Starving the Mekong by Reuters

Environmentalists have warned for decades that Mekong River dams were threatening the natural flow of sediment – a centuries-old system delivering nutrient-rich mud down the 5,000-km waterway to the fisheries and farms of the Mekong Delta. While an intergovernmental river commission was projecting steep sediment declines to come, residents were saying the fish were already getting smaller, the land less fertile, and the riverbanks crumbling away. No one had yet shown in data, however, that dams in China and Laos were indeed holding back soil. And China for years denied that the dams had any real impact.

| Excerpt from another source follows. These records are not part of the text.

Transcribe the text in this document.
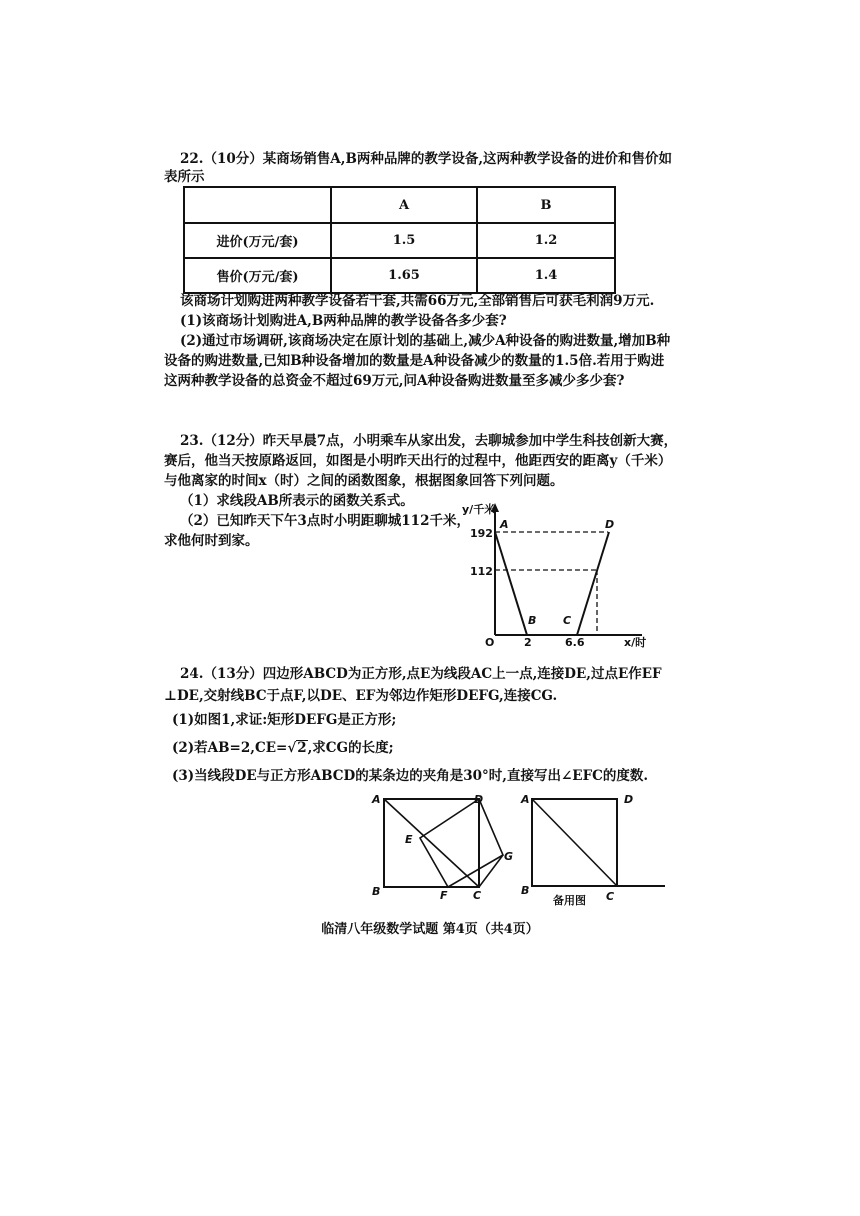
22.（10分）某商场销售A,B两种品牌的教学设备,这两种教学设备的进价和售价如
表所示
	A	B
进价(万元/套)	1.5	1.2
售价(万元/套)	1.65	1.4
该商场计划购进两种教学设备若干套,共需66万元,全部销售后可获毛利润9万元.
(1)该商场计划购进A,B两种品牌的教学设备各多少套?
(2)通过市场调研,该商场决定在原计划的基础上,减少A种设备的购进数量,增加B种
设备的购进数量,已知B种设备增加的数量是A种设备减少的数量的1.5倍.若用于购进
这两种教学设备的总资金不超过69万元,问A种设备购进数量至多减少多少套?
23.（12分）昨天早晨7点，小明乘车从家出发，去聊城参加中学生科技创新大赛，
赛后，他当天按原路返回，如图是小明昨天出行的过程中，他距西安的距离y（千米）
与他离家的时间x（时）之间的函数图象，根据图象回答下列问题。
（1）求线段AB所表示的函数关系式。
（2）已知昨天下午3点时小明距聊城112千米，
求他何时到家。
y/千米
192
112
O	2	6.6	x/时
A
B C
D
A	D
E
G
B	F C
A	D
B	C
备用图
24.（13分）四边形ABCD为正方形,点E为线段AC上一点,连接DE,过点E作EF
⊥DE,交射线BC于点F,以DE、EF为邻边作矩形DEFG,连接CG.
(1)如图1,求证:矩形DEFG是正方形;
(2)若AB=2,CE=√2,求CG的长度;
(3)当线段DE与正方形ABCD的某条边的夹角是30°时,直接写出∠EFC的度数.
临清八年级数学试题 第4页（共4页）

‘Starving the Mekong’ offers exclusive and ground-breaking evidence to demonstrate that the dams are not only trapping sediment – but by staggering amounts.

Examining thousands of satellite images spanning three decades, Reuters analyzed sediment levels around four major dams on the Mekong. The analysis, done in cooperation with Germany-based aquatic remote sensing company EOMAP, calculated “turbidity” readings from the images – measuring the amount of light scattered by solid particles suspended in water – as a proxy for sediment levels.

Each of the four dams were shown to be reducing sediment flows by an average of 81%, the analysis shows – offering unprecedented evidence to support years of theories, estimates and anecdotes.